In her talk, Fisher distinguishes three primary mating drives to explain love at first sight, casual sex and the biological and evolutionary basis of monogamy, adultery and divorce. Using her brain scanning studies of men and women in love, she discusses love addictions, rejection in love, how SSRI antidepressants can jeopardize romantic love and attachment and how to sustain romantic passion in a long-term partnership.
She is the chief scientific advisor to Match.com and chemistry.com and collects data from her questionnaire, the Fisher Temperament Inventory Test. Looking at four styles of thinking and behaving, she reveals how to recognize and influence each temperament and how individuals work, buy, innovate, follow and lead.

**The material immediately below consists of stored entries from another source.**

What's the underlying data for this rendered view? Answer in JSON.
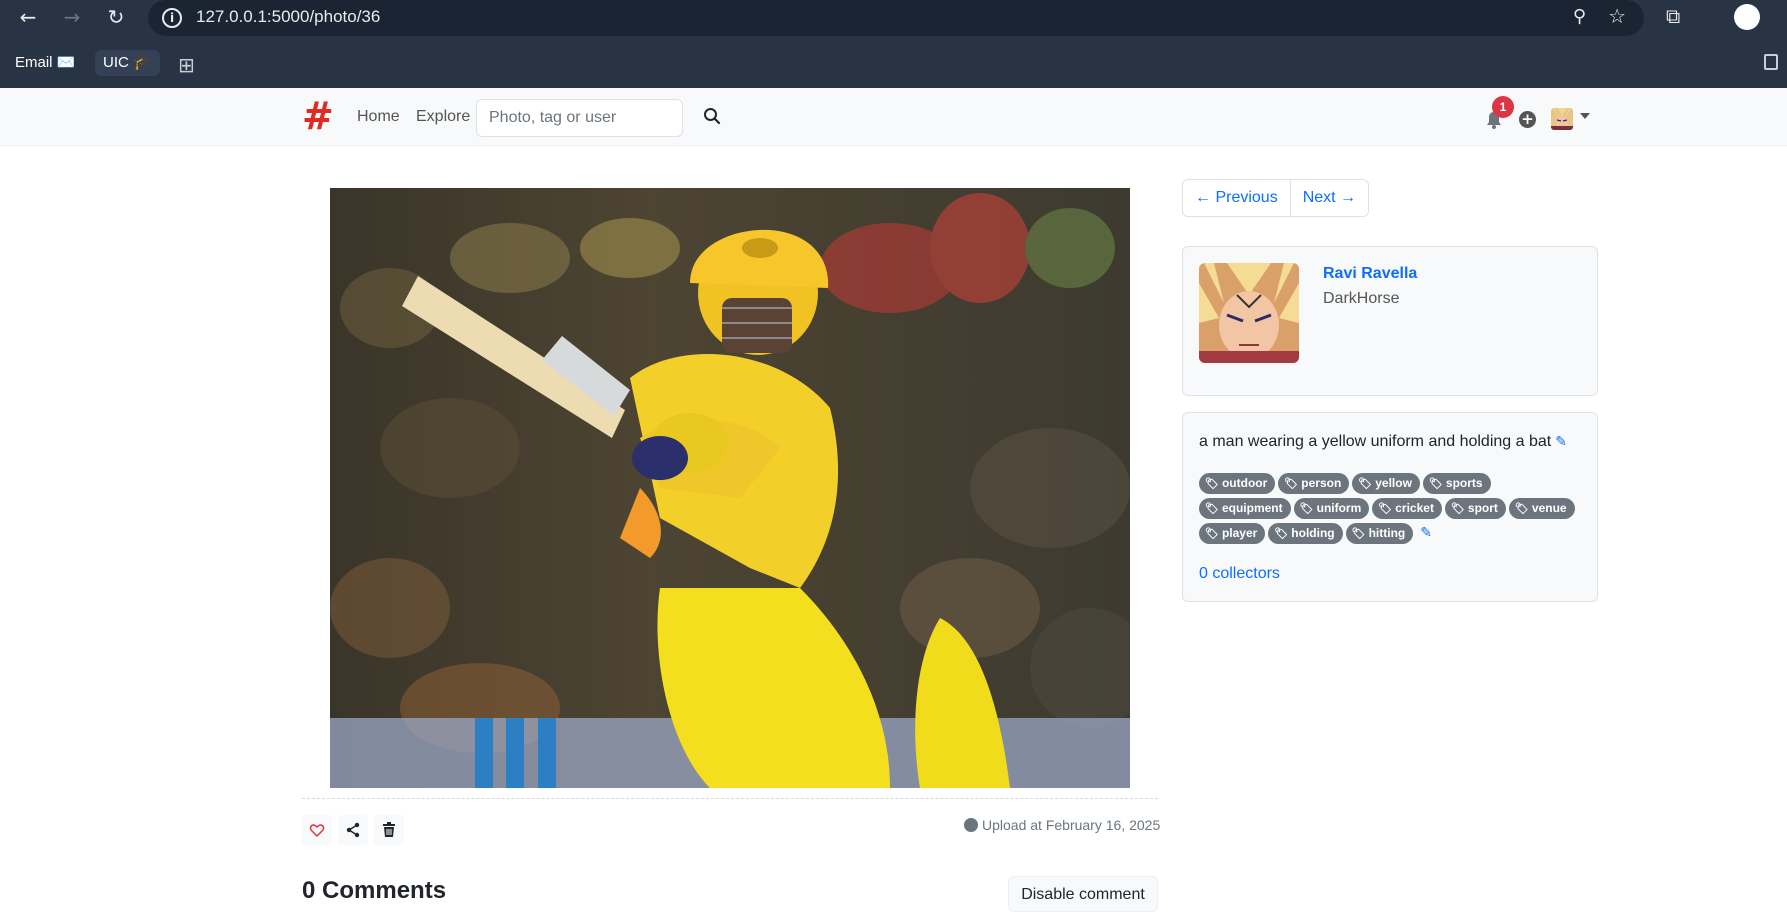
{
  "browser": {
    "url": "127.0.0.1:5000/photo/36",
    "bookmarks": [
      {
        "label": "Email ✉️"
      },
      {
        "label": "UIC 🎓"
      }
    ]
  },
  "navbar": {
    "logo": "#",
    "links": {
      "home": "Home",
      "explore": "Explore"
    },
    "search_placeholder": "Photo, tag or user",
    "notification_count": "1"
  },
  "photo": {
    "description": "a man wearing a yellow uniform and holding a bat",
    "upload_text": "Upload at February 16, 2025"
  },
  "pager": {
    "previous": "← Previous",
    "next": "Next →"
  },
  "user": {
    "name": "Ravi Ravella",
    "handle": "DarkHorse"
  },
  "tags": [
    [
      "outdoor",
      "person",
      "yellow",
      "sports"
    ],
    [
      "equipment",
      "uniform",
      "cricket",
      "sport",
      "venue"
    ],
    [
      "player",
      "holding",
      "hitting"
    ]
  ],
  "collectors": "0 collectors",
  "comments": {
    "title": "0 Comments",
    "disable_label": "Disable comment"
  },
  "colors": {
    "primary": "#0d6efd",
    "tag_bg": "#6c757d",
    "badge": "#dc3545",
    "logo": "#e02b20"
  }
}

Fisher is a leading expert on the biology of human personality and a pioneer in examining the neurochemistry of leadership. Her research in the field of business chemistry has helped determine how biological personality styles can be used to hire, build teams and corporate boards, advertise and succeed at work.
Fisher is a research professor and member of the Center for Human Evolution Studies in the Department of Anthropology, Rutgers University. She has written five books on the evolution and future of human sexuality, monogamy, adultery and divorce, gender differences in the brain, the chemistry of romantic love, human personality types and why humans fall in love with one person rather than another.